The question as to how the events of the Irish revolution of c. 1914-23 (and particularly the Easter Rising ) will be remembered in Ireland and in Galway during the forthcoming decade of centenaries is an important one; and will form the bedrock of a two-year series of articles to start in the Galway Advertiser next week.
The series will be written by Fergus Campbell, Reader in Social and Cultural History, School of Historical Studies, in Newcastle University.
Mr Campbell was born in Carlisle, England in 1970 of a Galway-born mother and a Tipperary-born father, before being educated at the Newman School, Carlisle, Oxford University and Bristol University.
He has taught Irish history since 2000 at the Queen's University, Belfast; NUI Maynooth and now at Newcastle University.
He is the author of Land and Revolution: Nationalist Politics in the West of Ireland, 1891-1921 (Oxford University Press, 2005 ) and The Irish Establishment, 1879-1914 (Oxford University Press, 2009 ).
His articles will provide a dramatic and engaging account of the revolution in Galway based on substantial evidence that will provide a balanced and accessible commemoration of the critical events that resulted in the foundation of the state.
The intention is that each article looks back on that month 100 years before in Galway.
By beginning in this month, the series will be looking back at the response to the outbreak of the Great War at this time in 1914 in Galway, and then each monthly article will look back at key events in the following months in the county.

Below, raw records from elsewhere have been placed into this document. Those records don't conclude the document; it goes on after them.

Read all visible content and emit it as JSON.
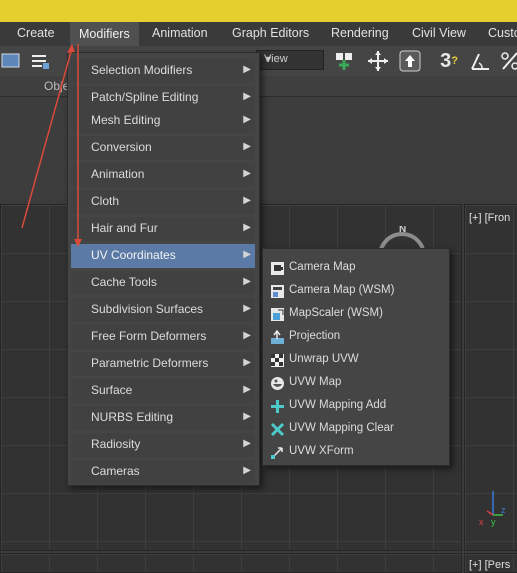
{
  "menubar": {
    "items": [
      {
        "label": "Create"
      },
      {
        "label": "Modifiers"
      },
      {
        "label": "Animation"
      },
      {
        "label": "Graph Editors"
      },
      {
        "label": "Rendering"
      },
      {
        "label": "Civil View"
      },
      {
        "label": "Custo"
      }
    ]
  },
  "toolbar": {
    "view_dropdown": "View",
    "ribbon_label": "Obje"
  },
  "viewports": {
    "right_label": "[+] [Fron",
    "bottom_right_label": "[+] [Pers",
    "compass_letter": "N",
    "axis_x": "x",
    "axis_y": "y",
    "axis_z": "z"
  },
  "modifiers_menu": {
    "items": [
      {
        "label": "Selection Modifiers",
        "submenu": true
      },
      {
        "label": "Patch/Spline Editing",
        "submenu": true
      },
      {
        "label": "Mesh Editing",
        "submenu": true
      },
      {
        "label": "Conversion",
        "submenu": true
      },
      {
        "label": "Animation",
        "submenu": true
      },
      {
        "label": "Cloth",
        "submenu": true
      },
      {
        "label": "Hair and Fur",
        "submenu": true
      },
      {
        "label": "UV Coordinates",
        "submenu": true,
        "highlighted": true
      },
      {
        "label": "Cache Tools",
        "submenu": true
      },
      {
        "label": "Subdivision Surfaces",
        "submenu": true
      },
      {
        "label": "Free Form Deformers",
        "submenu": true
      },
      {
        "label": "Parametric Deformers",
        "submenu": true
      },
      {
        "label": "Surface",
        "submenu": true
      },
      {
        "label": "NURBS Editing",
        "submenu": true
      },
      {
        "label": "Radiosity",
        "submenu": true
      },
      {
        "label": "Cameras",
        "submenu": true
      }
    ]
  },
  "uv_submenu": {
    "items": [
      {
        "label": "Camera Map",
        "icon": "camera-map-icon"
      },
      {
        "label": "Camera Map (WSM)",
        "icon": "camera-map-wsm-icon"
      },
      {
        "label": "MapScaler (WSM)",
        "icon": "mapscaler-icon"
      },
      {
        "label": "Projection",
        "icon": "projection-icon"
      },
      {
        "label": "Unwrap UVW",
        "icon": "unwrap-uvw-icon"
      },
      {
        "label": "UVW Map",
        "icon": "uvw-map-icon"
      },
      {
        "label": "UVW Mapping Add",
        "icon": "uvw-mapping-add-icon"
      },
      {
        "label": "UVW Mapping Clear",
        "icon": "uvw-mapping-clear-icon"
      },
      {
        "label": "UVW XForm",
        "icon": "uvw-xform-icon"
      }
    ]
  },
  "colors": {
    "highlight": "#5b7ba6",
    "annotation_arrow": "#d94a3a",
    "title_strip": "#e4cf2f"
  }
}
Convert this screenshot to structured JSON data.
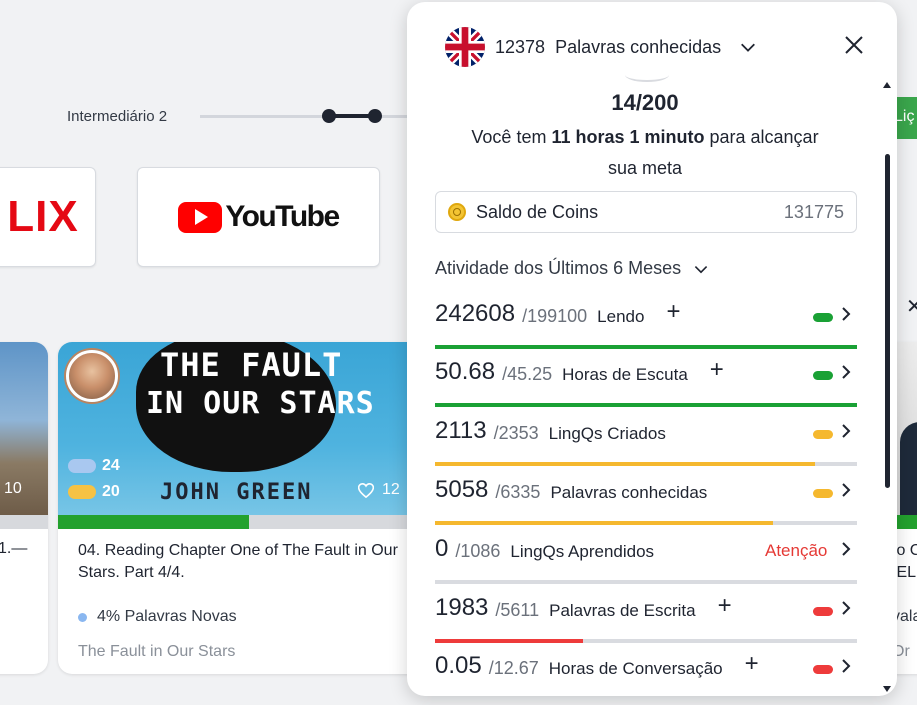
{
  "background": {
    "level_label": "Intermediário 2",
    "netflix_logo": "LIX",
    "youtube_logo": "YouTube",
    "green_button_label": "Liç",
    "left_card": {
      "count": "10",
      "title_fragment": "1.—"
    },
    "main_card": {
      "cover_title_line1": "THE FAULT",
      "cover_title_line2": "IN OUR STARS",
      "cover_author": "JOHN GREEN",
      "blue_count": "24",
      "yellow_count": "20",
      "likes": "12",
      "progress": 0.52,
      "title": "04. Reading Chapter One of The Fault in Our Stars. Part 4/4.",
      "new_words": "4% Palavras Novas",
      "course": "The Fault in Our Stars"
    },
    "right_card": {
      "line1": "to C",
      "line2": "IEL",
      "line3": "vala",
      "line4": "Or"
    }
  },
  "panel": {
    "known_words_count": "12378",
    "known_words_label": "Palavras conhecidas",
    "goal_fraction": "14/200",
    "goal_text_prefix": "Você tem ",
    "goal_time": "11 horas 1 minuto",
    "goal_text_suffix": " para alcançar sua meta",
    "coins_label": "Saldo de Coins",
    "coins_value": "131775",
    "activity_label": "Atividade dos Últimos 6 Meses",
    "stats": [
      {
        "value": "242608",
        "goal": "/199100",
        "name": "Lendo",
        "plus": "+",
        "status": "green",
        "progress": 1.0
      },
      {
        "value": "50.68",
        "goal": "/45.25",
        "name": "Horas de Escuta",
        "plus": "+",
        "status": "green",
        "progress": 1.0
      },
      {
        "value": "2113",
        "goal": "/2353",
        "name": "LingQs Criados",
        "plus": "",
        "status": "yellow",
        "progress": 0.9
      },
      {
        "value": "5058",
        "goal": "/6335",
        "name": "Palavras conhecidas",
        "plus": "",
        "status": "yellow",
        "progress": 0.8
      },
      {
        "value": "0",
        "goal": "/1086",
        "name": "LingQs Aprendidos",
        "plus": "",
        "warning": "Atenção",
        "status": "none",
        "progress": 0
      },
      {
        "value": "1983",
        "goal": "/5611",
        "name": "Palavras de Escrita",
        "plus": "+",
        "status": "red",
        "progress": 0.35
      },
      {
        "value": "0.05",
        "goal": "/12.67",
        "name": "Horas de Conversação",
        "plus": "+",
        "status": "red",
        "progress": 0.0
      }
    ]
  },
  "colors": {
    "green": "#1aa135",
    "yellow": "#f5b82e",
    "red": "#ee3b3b",
    "accent": "#1f2430"
  }
}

Although the articles will consider the key events of a century before, they will also examine the wider social and cultural context and tell the stories of key characters so that there will be some flexibility with the chronology.

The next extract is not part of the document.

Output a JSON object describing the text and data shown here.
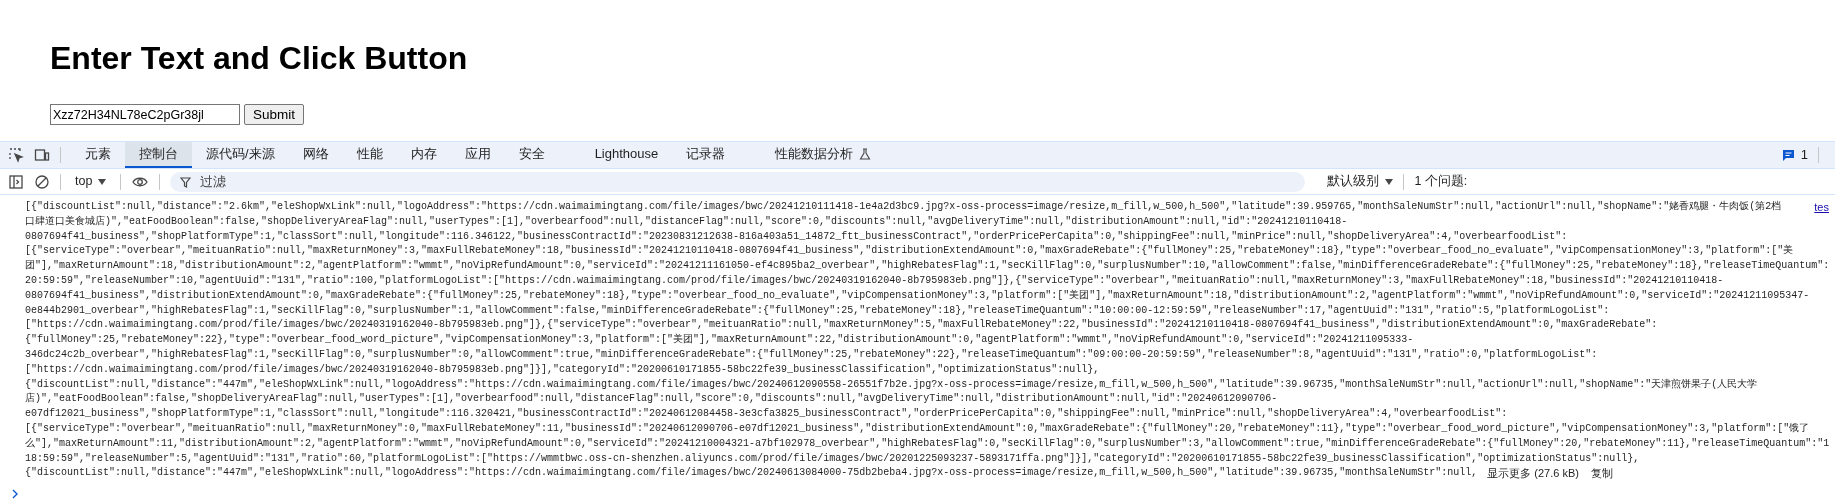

A key aspect of the series will be the story of the Republican movement in the county leading up to the Easter Rising but will also tell the stories of other groups (Home Rulers; women; policemen; Protestants; and landlords ) so that the series will consider many different points of view and how the whole range of people who lived in Galway at that time experienced the revolutionary events.
As the Easter Rising in Galway was an extremely important and dramatic episode, it will be covered extensively in a series of additional weekly articles during April and May 2016. The articles will also look at how the revolutionary events have been remembered in the past in Galway (in 1966 for example ) and how various people continue to remember them today.
The articles will be based on a wide range of evidence including local newspapers, British police reports, the memories of the Galway IRA (70 statements are included in the Bureau of Military History archive ) and about 50 interviews that Fergus Campbell conducted with the descendants of people involved in the revolution and with local historians between the mid 1990s and 2013.